Kelley had the key hit Tuesday, a two-run double that helped launch an eight-run fifth .
    That was enough to give Byrd the win via the mercy rule. It was RCB’s second victory in as many Big 10 games.
Funk was 2-for-3 Tuesday, while Moore was 2-for-4 with two runs and an RBI.
    Scott Ross, back this week after an ankle injury kept him out of Byrd’s first two games, had two hits and an RBI. Devono added two hits, two RBIs and a run, while Gianettino had a hit, a run and two RBIs.
    Bartos was masterful again, giving up three hits and the two runs in going the distance. Bartos improved to 2-0 and has a 1.50 ERA. “He has a good hard fastball, and he’s been placing his curveball real well for this early in the season,”Veltri said. Bartos and Gianettino have provided leadership, Veltri said.

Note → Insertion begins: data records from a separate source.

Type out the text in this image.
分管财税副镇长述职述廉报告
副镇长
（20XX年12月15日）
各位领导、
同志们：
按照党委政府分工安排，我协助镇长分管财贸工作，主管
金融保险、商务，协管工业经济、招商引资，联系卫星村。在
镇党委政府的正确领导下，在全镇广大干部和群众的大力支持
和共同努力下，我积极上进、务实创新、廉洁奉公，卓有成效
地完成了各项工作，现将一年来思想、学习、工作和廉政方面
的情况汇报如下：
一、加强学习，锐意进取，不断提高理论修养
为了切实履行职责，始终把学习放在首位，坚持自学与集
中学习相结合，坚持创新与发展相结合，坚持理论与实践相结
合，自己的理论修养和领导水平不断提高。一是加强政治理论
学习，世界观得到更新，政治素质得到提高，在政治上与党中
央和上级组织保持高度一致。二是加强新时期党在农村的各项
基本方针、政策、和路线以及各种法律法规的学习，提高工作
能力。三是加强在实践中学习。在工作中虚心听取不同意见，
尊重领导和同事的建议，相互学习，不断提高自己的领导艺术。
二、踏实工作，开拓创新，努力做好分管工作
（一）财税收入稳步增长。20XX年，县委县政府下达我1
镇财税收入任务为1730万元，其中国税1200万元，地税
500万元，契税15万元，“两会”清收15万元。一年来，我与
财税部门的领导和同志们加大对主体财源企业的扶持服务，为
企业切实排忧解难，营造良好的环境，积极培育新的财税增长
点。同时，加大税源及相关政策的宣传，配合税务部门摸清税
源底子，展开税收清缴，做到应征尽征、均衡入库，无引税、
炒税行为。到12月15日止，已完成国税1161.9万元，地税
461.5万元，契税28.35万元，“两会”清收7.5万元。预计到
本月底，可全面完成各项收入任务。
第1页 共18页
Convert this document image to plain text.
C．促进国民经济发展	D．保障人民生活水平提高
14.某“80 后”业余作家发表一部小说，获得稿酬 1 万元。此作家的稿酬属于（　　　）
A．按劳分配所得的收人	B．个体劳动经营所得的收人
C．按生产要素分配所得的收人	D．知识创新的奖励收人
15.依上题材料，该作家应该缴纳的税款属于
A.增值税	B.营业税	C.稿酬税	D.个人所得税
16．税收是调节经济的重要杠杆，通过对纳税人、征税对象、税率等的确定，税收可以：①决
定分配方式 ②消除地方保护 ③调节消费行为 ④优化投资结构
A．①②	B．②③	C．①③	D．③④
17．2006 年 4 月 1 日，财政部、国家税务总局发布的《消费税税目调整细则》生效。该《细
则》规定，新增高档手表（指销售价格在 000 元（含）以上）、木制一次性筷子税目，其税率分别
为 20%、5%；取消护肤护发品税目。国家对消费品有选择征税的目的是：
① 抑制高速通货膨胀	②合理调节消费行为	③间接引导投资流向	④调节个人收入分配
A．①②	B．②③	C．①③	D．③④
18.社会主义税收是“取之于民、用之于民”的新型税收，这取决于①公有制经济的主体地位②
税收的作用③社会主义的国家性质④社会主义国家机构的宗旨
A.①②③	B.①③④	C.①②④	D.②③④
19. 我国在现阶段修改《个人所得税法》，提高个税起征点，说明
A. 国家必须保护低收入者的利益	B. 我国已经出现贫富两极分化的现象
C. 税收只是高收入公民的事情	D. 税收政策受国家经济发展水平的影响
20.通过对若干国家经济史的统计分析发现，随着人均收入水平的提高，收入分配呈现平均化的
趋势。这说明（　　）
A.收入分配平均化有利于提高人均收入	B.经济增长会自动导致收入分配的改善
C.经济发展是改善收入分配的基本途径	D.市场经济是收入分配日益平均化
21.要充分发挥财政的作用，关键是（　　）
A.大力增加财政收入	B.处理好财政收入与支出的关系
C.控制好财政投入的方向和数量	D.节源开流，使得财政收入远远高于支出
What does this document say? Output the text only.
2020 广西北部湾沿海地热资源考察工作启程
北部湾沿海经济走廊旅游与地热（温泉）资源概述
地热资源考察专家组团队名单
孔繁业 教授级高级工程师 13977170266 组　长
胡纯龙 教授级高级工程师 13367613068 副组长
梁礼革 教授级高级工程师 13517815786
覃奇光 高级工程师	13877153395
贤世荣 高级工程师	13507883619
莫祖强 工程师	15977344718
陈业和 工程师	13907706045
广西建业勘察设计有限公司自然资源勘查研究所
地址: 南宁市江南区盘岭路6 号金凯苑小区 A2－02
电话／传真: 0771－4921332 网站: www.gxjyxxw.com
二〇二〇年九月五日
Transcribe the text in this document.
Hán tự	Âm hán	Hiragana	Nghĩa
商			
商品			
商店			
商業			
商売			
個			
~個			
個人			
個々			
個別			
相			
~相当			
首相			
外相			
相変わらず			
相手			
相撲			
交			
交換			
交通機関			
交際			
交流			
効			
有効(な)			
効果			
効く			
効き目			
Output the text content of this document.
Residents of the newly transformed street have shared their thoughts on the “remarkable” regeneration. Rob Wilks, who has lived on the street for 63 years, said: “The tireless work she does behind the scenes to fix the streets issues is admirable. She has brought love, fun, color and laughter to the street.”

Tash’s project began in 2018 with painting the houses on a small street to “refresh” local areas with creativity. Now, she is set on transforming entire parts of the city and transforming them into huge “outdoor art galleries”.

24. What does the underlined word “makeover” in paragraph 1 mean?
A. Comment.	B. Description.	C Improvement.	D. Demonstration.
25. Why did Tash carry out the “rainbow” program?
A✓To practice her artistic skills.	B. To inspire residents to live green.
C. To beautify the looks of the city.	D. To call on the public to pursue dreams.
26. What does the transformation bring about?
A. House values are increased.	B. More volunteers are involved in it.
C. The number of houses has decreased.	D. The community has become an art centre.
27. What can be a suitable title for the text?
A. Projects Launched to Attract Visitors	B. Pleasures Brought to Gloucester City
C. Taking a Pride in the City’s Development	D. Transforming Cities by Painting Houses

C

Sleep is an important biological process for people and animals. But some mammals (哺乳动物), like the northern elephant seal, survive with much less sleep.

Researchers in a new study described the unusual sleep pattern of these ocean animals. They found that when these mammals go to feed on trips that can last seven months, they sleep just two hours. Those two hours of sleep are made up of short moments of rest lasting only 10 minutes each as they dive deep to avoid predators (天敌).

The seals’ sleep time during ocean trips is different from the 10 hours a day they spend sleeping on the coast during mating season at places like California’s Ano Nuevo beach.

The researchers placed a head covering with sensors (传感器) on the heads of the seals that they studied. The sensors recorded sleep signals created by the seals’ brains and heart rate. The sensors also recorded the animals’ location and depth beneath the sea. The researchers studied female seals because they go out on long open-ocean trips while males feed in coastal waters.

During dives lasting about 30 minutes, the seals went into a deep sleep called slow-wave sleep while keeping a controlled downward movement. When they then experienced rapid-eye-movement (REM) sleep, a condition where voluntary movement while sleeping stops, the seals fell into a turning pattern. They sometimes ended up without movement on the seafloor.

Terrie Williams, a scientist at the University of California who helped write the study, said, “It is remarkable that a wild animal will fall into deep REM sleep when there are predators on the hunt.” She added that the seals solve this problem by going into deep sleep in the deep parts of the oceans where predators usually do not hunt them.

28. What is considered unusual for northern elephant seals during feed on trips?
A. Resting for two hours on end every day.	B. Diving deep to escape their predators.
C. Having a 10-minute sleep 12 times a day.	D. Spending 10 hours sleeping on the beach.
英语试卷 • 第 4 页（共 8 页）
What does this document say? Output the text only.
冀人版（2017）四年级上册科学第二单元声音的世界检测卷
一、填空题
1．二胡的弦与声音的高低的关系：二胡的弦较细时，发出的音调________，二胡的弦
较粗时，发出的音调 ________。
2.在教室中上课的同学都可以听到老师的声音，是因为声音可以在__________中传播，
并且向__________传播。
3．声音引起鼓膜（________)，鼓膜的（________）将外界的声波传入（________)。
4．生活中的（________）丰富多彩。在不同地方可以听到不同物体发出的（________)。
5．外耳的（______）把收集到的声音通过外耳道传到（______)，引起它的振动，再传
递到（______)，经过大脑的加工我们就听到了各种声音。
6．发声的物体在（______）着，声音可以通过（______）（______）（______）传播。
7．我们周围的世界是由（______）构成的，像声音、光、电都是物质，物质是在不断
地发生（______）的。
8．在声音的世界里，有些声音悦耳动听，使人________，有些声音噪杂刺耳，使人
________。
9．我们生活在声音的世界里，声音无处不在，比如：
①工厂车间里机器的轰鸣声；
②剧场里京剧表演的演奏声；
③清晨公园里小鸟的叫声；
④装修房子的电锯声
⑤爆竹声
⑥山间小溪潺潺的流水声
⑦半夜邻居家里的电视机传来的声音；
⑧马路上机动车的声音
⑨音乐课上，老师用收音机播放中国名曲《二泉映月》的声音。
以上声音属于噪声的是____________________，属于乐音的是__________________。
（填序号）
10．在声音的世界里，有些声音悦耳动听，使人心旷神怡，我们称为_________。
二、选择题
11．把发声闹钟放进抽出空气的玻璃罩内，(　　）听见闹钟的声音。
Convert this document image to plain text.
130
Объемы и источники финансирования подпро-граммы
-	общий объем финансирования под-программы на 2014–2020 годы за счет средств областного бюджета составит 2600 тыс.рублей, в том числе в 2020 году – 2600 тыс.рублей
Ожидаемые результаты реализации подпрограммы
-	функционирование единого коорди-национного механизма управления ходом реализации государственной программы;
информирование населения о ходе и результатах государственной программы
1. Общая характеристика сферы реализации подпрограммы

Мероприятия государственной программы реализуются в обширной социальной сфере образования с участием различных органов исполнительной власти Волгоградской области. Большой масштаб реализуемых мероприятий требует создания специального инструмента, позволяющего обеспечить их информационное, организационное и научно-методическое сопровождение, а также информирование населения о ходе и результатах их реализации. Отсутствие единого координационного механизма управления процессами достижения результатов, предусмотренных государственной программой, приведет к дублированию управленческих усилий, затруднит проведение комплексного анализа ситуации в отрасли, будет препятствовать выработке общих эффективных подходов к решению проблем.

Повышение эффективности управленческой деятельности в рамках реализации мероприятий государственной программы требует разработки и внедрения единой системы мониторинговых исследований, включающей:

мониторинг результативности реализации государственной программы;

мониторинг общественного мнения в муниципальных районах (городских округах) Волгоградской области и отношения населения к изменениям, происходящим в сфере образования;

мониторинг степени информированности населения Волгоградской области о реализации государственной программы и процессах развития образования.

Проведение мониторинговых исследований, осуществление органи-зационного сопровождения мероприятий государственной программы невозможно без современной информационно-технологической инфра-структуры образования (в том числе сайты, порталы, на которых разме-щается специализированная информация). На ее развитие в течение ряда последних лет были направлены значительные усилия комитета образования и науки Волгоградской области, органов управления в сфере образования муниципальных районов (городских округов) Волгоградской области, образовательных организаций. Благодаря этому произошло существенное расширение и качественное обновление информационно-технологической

    Joe Honce started for Bridgeport (1-1, 1-1), giving up four runs on 6 hits over the first four  innings before giving way to Paul Graeber in the fifth.
    C.R. Dent, Justin Belcastro and Honce had Bridgeport’s hits. Dent and Honce had an RBI apiece. RCB plays Frankfort in a doubleheader starting at noon today. Bridgeport is home against North Marion today.
    Frankfort lost to eventual champion Liberty in the Class AA state tournament last year, so the doubleheader could be a good barometer for RCB. “Their coach told me that they were good last year, but he thinks they’re even better this year,” Veltri said.